# Confused...please help



## craigmackd (Jun 16, 2014)

Hello all. I have been married for 12 years, to my high school girlfriend. We have two beautiful children, ages 9 and 5. I have always been faithful to my wife, until about 6 months ago. After years of arguing about money, parenting styles, etc, I fell out of love with my wife. We seem to talk only to argue, and I feel like the guy who just pays the bills and not much else. Then, I meet a woman who is married but divorcing. She is everything I could hope for in a partner and makes me feel happy. We talk, constantly. Eventually, the inevitable happens, and I fall in love. Her divorce goes through, and our affair continues. I am still on the fence about what to do, because my wife has an illness and needs my health insurance. She would also have to move and get a full time job to support the kids. I feel alot of guilt but do not get along with her anymore. She wants nothing to do with the divorce, and is willing to work on it, but I am just not there emotionally anymore, and could totally see myself with someone else. Any advice would be appreciated. Thank you


----------



## *LittleDeer* (Apr 19, 2012)

A lot of people have an apiphany and suddenly realise how bad their relationship was when they meet someone and have an affair. If you had never met her, you would probably describe your relationship differently. 

Your wife deserves better then you. You made vows to her and made no real effort to improve your relationship. 

Instead of turning towards your wife when you found another woman attractive, you kept indulging to feed your ego, to make you feel excited. A new relationship is always more exciting, however imagine how your marraige could have been if you put the energy into your marraige.


----------



## peacenlove (Jun 16, 2014)

Hi confused..loving someone is a decision to make..not a feeling..you can love your wife again. But you have to stop the affair. And you have to try counselling immediately. I understand your need to feel loved and appreciated. But affairs are not the way to go about it. The love you feel now for the other woman; is the "honeymoon" phase, its new and exciting. This doesn't last, if you were to leave your wife. Real life will set in, there will be bills to argue about, etc. Try hard with your wife first. There are children to think about first. If you both work hard on you marriage, you can be happy again. Trust me on this. If you both try hard thru counselling; and it doesn't work...then you know what to do. But at least you will have given it your all. Don't give up yet. Good luck. But you have to stop the affair..and don't tell your wife about it. This will cause her unforgettable and unimaginable pain. Women have very long memories.


----------



## MoonBay (Mar 10, 2013)

What you describe that you feel with the other woman is a high that everyone gets when they're first in a relationship with someone.
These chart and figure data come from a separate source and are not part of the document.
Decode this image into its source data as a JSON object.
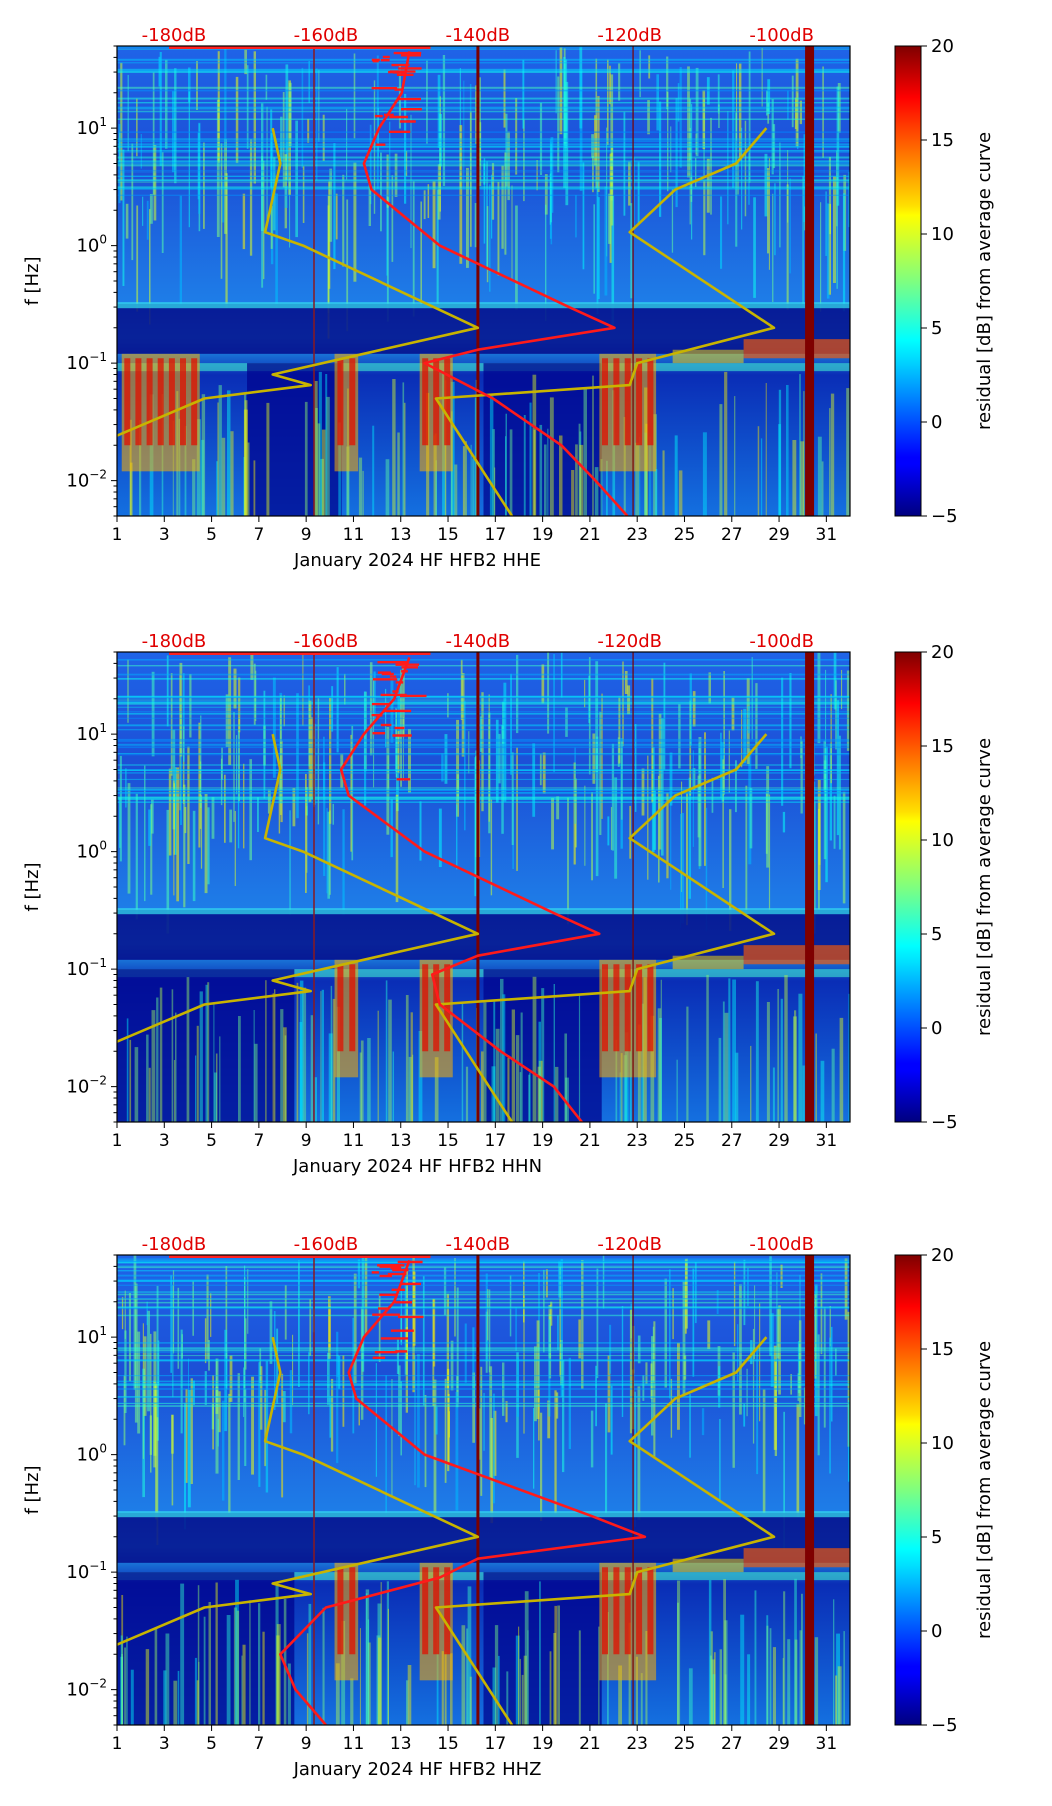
{
  "chart_data": [
    {
      "type": "heatmap",
      "xlabel": "January 2024 HF HFB2  HHE",
      "ylabel": "f [Hz]",
      "x_ticks": [
        "1",
        "3",
        "5",
        "7",
        "9",
        "11",
        "13",
        "15",
        "17",
        "19",
        "21",
        "23",
        "25",
        "27",
        "29",
        "31"
      ],
      "xlim": [
        1,
        32
      ],
      "ylim": [
        0.005,
        50
      ],
      "y_scale": "log",
      "y_ticks": [
        "10^-2",
        "10^-1",
        "10^0",
        "10^1"
      ],
      "top_ticks": [
        "-180dB",
        "-160dB",
        "-140dB",
        "-120dB",
        "-100dB"
      ],
      "colorbar": {
        "label": "residual [dB] from average curve",
        "min": -5,
        "max": 20,
        "ticks": [
          "−5",
          "0",
          "5",
          "10",
          "15",
          "20"
        ]
      },
      "quiet_bands": [
        [
          6.5,
          10.5
        ],
        [
          16.5,
          21.5
        ]
      ],
      "strong_events": [
        [
          1.2,
          4.5
        ],
        [
          10.2,
          11.2
        ],
        [
          13.8,
          15.2
        ],
        [
          21.4,
          23.8
        ]
      ],
      "overlay_red_median": [
        [
          0.005,
          -120.3
        ],
        [
          0.01,
          -124.5
        ],
        [
          0.02,
          -129
        ],
        [
          0.05,
          -138
        ],
        [
          0.1,
          -147
        ],
        [
          0.13,
          -140
        ],
        [
          0.2,
          -122
        ],
        [
          0.3,
          -128
        ],
        [
          1,
          -145
        ],
        [
          3,
          -154
        ],
        [
          5,
          -155
        ],
        [
          10,
          -153
        ],
        [
          20,
          -150
        ],
        [
          45,
          -149
        ]
      ],
      "overlay_yellow_min": [
        [
          0.005,
          -188.5
        ],
        [
          0.01,
          -189.5
        ],
        [
          0.02,
          -190.5
        ],
        [
          0.05,
          -176
        ],
        [
          0.065,
          -162
        ],
        [
          0.08,
          -167
        ],
        [
          0.2,
          -140
        ],
        [
          1,
          -163
        ],
        [
          1.3,
          -168
        ],
        [
          5,
          -166
        ],
        [
          10,
          -167
        ]
      ],
      "overlay_yellow_max": [
        [
          0.005,
          -135.5
        ],
        [
          0.05,
          -145.5
        ],
        [
          0.065,
          -120
        ],
        [
          0.1,
          -119
        ],
        [
          0.2,
          -101
        ],
        [
          1.3,
          -120
        ],
        [
          3,
          -114
        ],
        [
          5,
          -106
        ],
        [
          10,
          -102
        ]
      ],
      "red_line_ranges": [
        [
          3.2,
          5.8
        ]
      ]
    },
    {
      "type": "heatmap",
      "xlabel": "January 2024 HF HFB2  HHN",
      "ylabel": "f [Hz]",
      "x_ticks": [
        "1",
        "3",
        "5",
        "7",
        "9",
        "11",
        "13",
        "15",
        "17",
        "19",
        "21",
        "23",
        "25",
        "27",
        "29",
        "31"
      ],
      "xlim": [
        1,
        32
      ],
      "ylim": [
        0.005,
        50
      ],
      "y_scale": "log",
      "y_ticks": [
        "10^-2",
        "10^-1",
        "10^0",
        "10^1"
      ],
      "top_ticks": [
        "-180dB",
        "-160dB",
        "-140dB",
        "-120dB",
        "-100dB"
      ],
      "colorbar": {
        "label": "residual [dB] from average curve",
        "min": -5,
        "max": 20,
        "ticks": [
          "−5",
          "0",
          "5",
          "10",
          "15",
          "20"
        ]
      },
      "quiet_bands": [
        [
          1,
          8.5
        ],
        [
          16.5,
          21.5
        ]
      ],
      "strong_events": [
        [
          10.2,
          11.2
        ],
        [
          13.8,
          15.2
        ],
        [
          21.4,
          23.8
        ]
      ],
      "overlay_red_median": [
        [
          0.005,
          -126.3
        ],
        [
          0.01,
          -130
        ],
        [
          0.02,
          -137
        ],
        [
          0.05,
          -145
        ],
        [
          0.09,
          -146
        ],
        [
          0.13,
          -140
        ],
        [
          0.2,
          -124
        ],
        [
          0.3,
          -130
        ],
        [
          1,
          -147
        ],
        [
          3,
          -157
        ],
        [
          5,
          -158
        ],
        [
          10,
          -155
        ],
        [
          20,
          -151
        ],
        [
          45,
          -149
        ]
      ],
      "overlay_yellow_min": [
        [
          0.005,
          -188.5
        ],
        [
          0.01,
          -189.5
        ],
        [
          0.02,
          -190.5
        ],
        [
          0.05,
          -176
        ],
        [
          0.065,
          -162
        ],
        [
          0.08,
          -167
        ],
        [
          0.2,
          -140
        ],
        [
          1,
          -163
        ],
        [
          1.3,
          -168
        ],
        [
          5,
          -166
        ],
        [
          10,
          -167
        ]
      ],
      "overlay_yellow_max": [
        [
          0.005,
          -135.5
        ],
        [
          0.05,
          -145.5
        ],
        [
          0.065,
          -120
        ],
        [
          0.1,
          -119
        ],
        [
          0.2,
          -101
        ],
        [
          1.3,
          -120
        ],
        [
          3,
          -114
        ],
        [
          5,
          -106
        ],
        [
          10,
          -102
        ]
      ],
      "red_line_ranges": [
        [
          3.2,
          5.8
        ]
      ]
    },
    {
      "type": "heatmap",
      "xlabel": "January 2024 HF HFB2  HHZ",
      "ylabel": "f [Hz]",
      "x_ticks": [
        "1",
        "3",
        "5",
        "7",
        "9",
        "11",
        "13",
        "15",
        "17",
        "19",
        "21",
        "23",
        "25",
        "27",
        "29",
        "31"
      ],
      "xlim": [
        1,
        32
      ],
      "ylim": [
        0.005,
        50
      ],
      "y_scale": "log",
      "y_ticks": [
        "10^-2",
        "10^-1",
        "10^0",
        "10^1"
      ],
      "top_ticks": [
        "-180dB",
        "-160dB",
        "-140dB",
        "-120dB",
        "-100dB"
      ],
      "colorbar": {
        "label": "residual [dB] from average curve",
        "min": -5,
        "max": 20,
        "ticks": [
          "−5",
          "0",
          "5",
          "10",
          "15",
          "20"
        ]
      },
      "quiet_bands": [
        [
          1,
          8.5
        ],
        [
          16.5,
          21.5
        ]
      ],
      "strong_events": [
        [
          10.2,
          11.2
        ],
        [
          13.8,
          15.2
        ],
        [
          21.4,
          23.8
        ]
      ],
      "overlay_red_median": [
        [
          0.005,
          -160
        ],
        [
          0.01,
          -164
        ],
        [
          0.02,
          -166
        ],
        [
          0.05,
          -160
        ],
        [
          0.09,
          -145
        ],
        [
          0.13,
          -140
        ],
        [
          0.2,
          -118
        ],
        [
          0.3,
          -125
        ],
        [
          1,
          -147
        ],
        [
          3,
          -156
        ],
        [
          5,
          -157
        ],
        [
          10,
          -155
        ],
        [
          20,
          -151
        ],
        [
          45,
          -149
        ]
      ],
      "overlay_yellow_min": [
        [
          0.005,
          -188.5
        ],
        [
          0.01,
          -189.5
        ],
        [
          0.02,
          -190.5
        ],
        [
          0.05,
          -176
        ],
        [
          0.065,
          -162
        ],
        [
          0.08,
          -167
        ],
        [
          0.2,
          -140
        ],
        [
          1,
          -163
        ],
        [
          1.3,
          -168
        ],
        [
          5,
          -166
        ],
        [
          10,
          -167
        ]
      ],
      "overlay_yellow_max": [
        [
          0.005,
          -135.5
        ],
        [
          0.05,
          -145.5
        ],
        [
          0.065,
          -120
        ],
        [
          0.1,
          -119
        ],
        [
          0.2,
          -101
        ],
        [
          1.3,
          -120
        ],
        [
          3,
          -114
        ],
        [
          5,
          -106
        ],
        [
          10,
          -102
        ]
      ],
      "red_line_ranges": [
        [
          3.2,
          5.8
        ]
      ]
    }
  ]
}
After a while, the brain stops releasing those chemicals and you don't feel that high anymore. 

What you describe isn't "being in love." It's infatuation.

If you want to honestly work on your marriage and fall back in love with your wife, you *MUST* *MUST* cut off ALL contact with the OW. 

Rip off the band aid instantly and never ever contact her again. Permanent no contact.

Get yourself into MC and IC.


----------



## TryingTilda (Apr 21, 2014)

I disagree with first 3 posts. Your wife sounds selfish and unwilling to work on herself leaving you miserable. It takes two people to make a happy relationship. It would have been a better situation had you dealt with her lousy behavior toward you before you met the other woman. I would take it step by step if I were you.
I don't agree that the new woman is just a high, but you do need to take the right steps to get to know each other more. Maybe she is the one for you!
As hard as it seems, you might have to be honest and separate so you can work on getting to know her more yet provide for your wife. I feel bad for people caught in this situation.
I've been dealing with something similar for 3 years. I have juggled 2 people in my life, gotten counseling and been as honest as I can with myself and with my husband. It's not easy, but I am taking care of MYSELF and my needs first. Eventually things will work out. Your affair isn't just a selfish act. I think you tried and you are in pain. Keep posting, praying and reading etc.
You will probably get a lot of haters that think you are supposed to stay miserable...just ignore them.


----------



## SamuraiJack (May 30, 2014)

I smell...cake


----------



## OpenEnded (Jul 30, 2012)

TryingTilda said:


> I disagree with first 3 posts. Your wife sounds selfish and unwilling to work on herself leaving you miserable. It takes two people to make a happy relationship. It would have been a better situation had you dealt with her lousy behavior toward you before you met the other woman. I would take it step by step if I were you.
> I don't agree that the new woman is just a high, but you do need to take the right steps to get to know each other more. *Maybe she is the one for you!*
> As hard as it seems, you might have to be honest and separate so you can work on getting to know her more yet provide for your wife. I feel bad for people caught in this situation.
> I've been dealing with something similar for 3 years. I have *juggled 2 people in my life*, gotten counseling and *been as honest as I can with myself and with my husband. It's not easy, but I am taking care of MYSELF and my needs first.* Eventually things will work out. Your affair isn't just a selfish act. I think you tried and you are in pain. Keep posting, praying and reading etc.
> You will probably get a lot of haters that think you are supposed to stay miserable...just ignore them.


It's never easy...


----------